Media Talk: Digital to revive the radio star?

Media Talk: Digital to revive the radio star?

"Smartphones being able to stream services will be a big boon to radio as an industry as younger people are more likely to want to access the radio through their smartphones and mobile devices or laptops... I listen to Radio National breakfast in the mornings. I always have the radio on in the office, it sits right near my phone. I podcast as well and download the stuff I might not have a chance to listen to during the week."
- Kate Dundas, director, ABC Radio, talking to Mediaweek Australia. 

Dundas oversees five networks (Classic FM, News Radio, Triple J, Radio National and Local Radio), who together reach 7.5 million Australians each week, and three digital stations (ABC dig, ABC Country and ABC Jazz), soon to be joined by Unearthed, Triple J's offshoot. 

There are also two pop-up digital stations to tune into: Grandstand, for sport, and ABC Extra, which deals in new and innovative event-based content programming, including the recent Murdoch hearings broadcast and Marshal McLuhan Special, which featured McKenzie Wark who was, coincidentally, one of my first-year media lecturers at a time when the internet was a mysterious thing.

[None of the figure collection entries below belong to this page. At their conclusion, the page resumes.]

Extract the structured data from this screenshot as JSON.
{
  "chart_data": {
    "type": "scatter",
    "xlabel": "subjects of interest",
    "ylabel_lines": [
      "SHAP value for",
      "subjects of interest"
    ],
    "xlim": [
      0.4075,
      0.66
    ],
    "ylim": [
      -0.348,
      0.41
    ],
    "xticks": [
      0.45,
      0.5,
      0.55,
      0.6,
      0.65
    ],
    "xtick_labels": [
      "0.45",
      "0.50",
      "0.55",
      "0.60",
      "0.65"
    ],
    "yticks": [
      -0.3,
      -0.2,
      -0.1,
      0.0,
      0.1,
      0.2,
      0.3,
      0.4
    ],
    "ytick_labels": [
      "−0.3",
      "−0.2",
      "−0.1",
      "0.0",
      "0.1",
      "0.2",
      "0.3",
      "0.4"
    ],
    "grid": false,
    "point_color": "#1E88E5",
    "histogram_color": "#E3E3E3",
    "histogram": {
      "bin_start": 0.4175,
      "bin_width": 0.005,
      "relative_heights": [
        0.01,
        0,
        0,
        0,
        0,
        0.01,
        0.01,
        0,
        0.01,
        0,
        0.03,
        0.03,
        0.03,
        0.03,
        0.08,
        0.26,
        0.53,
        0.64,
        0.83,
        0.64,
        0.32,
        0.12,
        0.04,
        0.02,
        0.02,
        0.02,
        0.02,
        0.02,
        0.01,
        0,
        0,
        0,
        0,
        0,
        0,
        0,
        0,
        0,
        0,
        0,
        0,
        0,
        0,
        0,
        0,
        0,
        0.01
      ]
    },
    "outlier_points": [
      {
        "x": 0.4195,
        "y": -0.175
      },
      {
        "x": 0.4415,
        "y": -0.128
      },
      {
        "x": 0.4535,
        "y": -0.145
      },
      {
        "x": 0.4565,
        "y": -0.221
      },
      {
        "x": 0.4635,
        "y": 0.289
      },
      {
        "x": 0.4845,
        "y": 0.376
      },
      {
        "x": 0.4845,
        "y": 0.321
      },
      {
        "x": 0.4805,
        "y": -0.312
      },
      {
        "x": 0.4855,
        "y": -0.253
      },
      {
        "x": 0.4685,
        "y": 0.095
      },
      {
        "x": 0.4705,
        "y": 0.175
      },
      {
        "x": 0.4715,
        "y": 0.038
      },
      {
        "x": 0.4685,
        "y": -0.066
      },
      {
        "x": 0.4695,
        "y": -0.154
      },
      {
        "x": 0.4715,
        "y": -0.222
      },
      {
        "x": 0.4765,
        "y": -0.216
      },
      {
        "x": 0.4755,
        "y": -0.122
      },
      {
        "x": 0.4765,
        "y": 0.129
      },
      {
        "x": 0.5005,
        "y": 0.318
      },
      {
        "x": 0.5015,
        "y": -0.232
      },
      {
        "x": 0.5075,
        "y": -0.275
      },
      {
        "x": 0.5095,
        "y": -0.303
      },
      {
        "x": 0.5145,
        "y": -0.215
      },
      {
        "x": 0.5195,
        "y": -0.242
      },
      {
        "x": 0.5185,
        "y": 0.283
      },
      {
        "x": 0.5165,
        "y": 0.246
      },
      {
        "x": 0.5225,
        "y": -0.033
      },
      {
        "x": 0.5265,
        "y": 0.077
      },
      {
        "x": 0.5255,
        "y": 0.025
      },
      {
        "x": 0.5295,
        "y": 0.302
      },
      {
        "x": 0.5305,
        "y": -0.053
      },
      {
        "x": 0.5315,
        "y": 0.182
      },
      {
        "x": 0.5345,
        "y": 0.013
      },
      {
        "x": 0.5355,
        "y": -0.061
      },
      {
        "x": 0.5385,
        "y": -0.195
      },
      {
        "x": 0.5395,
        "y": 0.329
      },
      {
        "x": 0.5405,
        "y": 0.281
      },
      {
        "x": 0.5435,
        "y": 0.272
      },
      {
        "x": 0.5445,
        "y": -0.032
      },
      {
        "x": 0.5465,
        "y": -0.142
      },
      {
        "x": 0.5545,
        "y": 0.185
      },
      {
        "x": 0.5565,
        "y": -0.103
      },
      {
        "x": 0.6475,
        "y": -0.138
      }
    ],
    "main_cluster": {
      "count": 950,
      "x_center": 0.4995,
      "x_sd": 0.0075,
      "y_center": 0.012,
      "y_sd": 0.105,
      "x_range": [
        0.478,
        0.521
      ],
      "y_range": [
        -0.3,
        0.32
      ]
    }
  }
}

Wark's book Celebrities, Culture, Cyberspace: the light on the hill in a postmodern world was required reading. For the most part, as is the case with many academic experiences for 19-year-olds, I had NO IDEA what he was talking about. Now I get it, as with McLuhan's prophetic warning of an "age of anxiety" and the loss of privacy with the rise of electronic media. Wark now works for The New School in New York.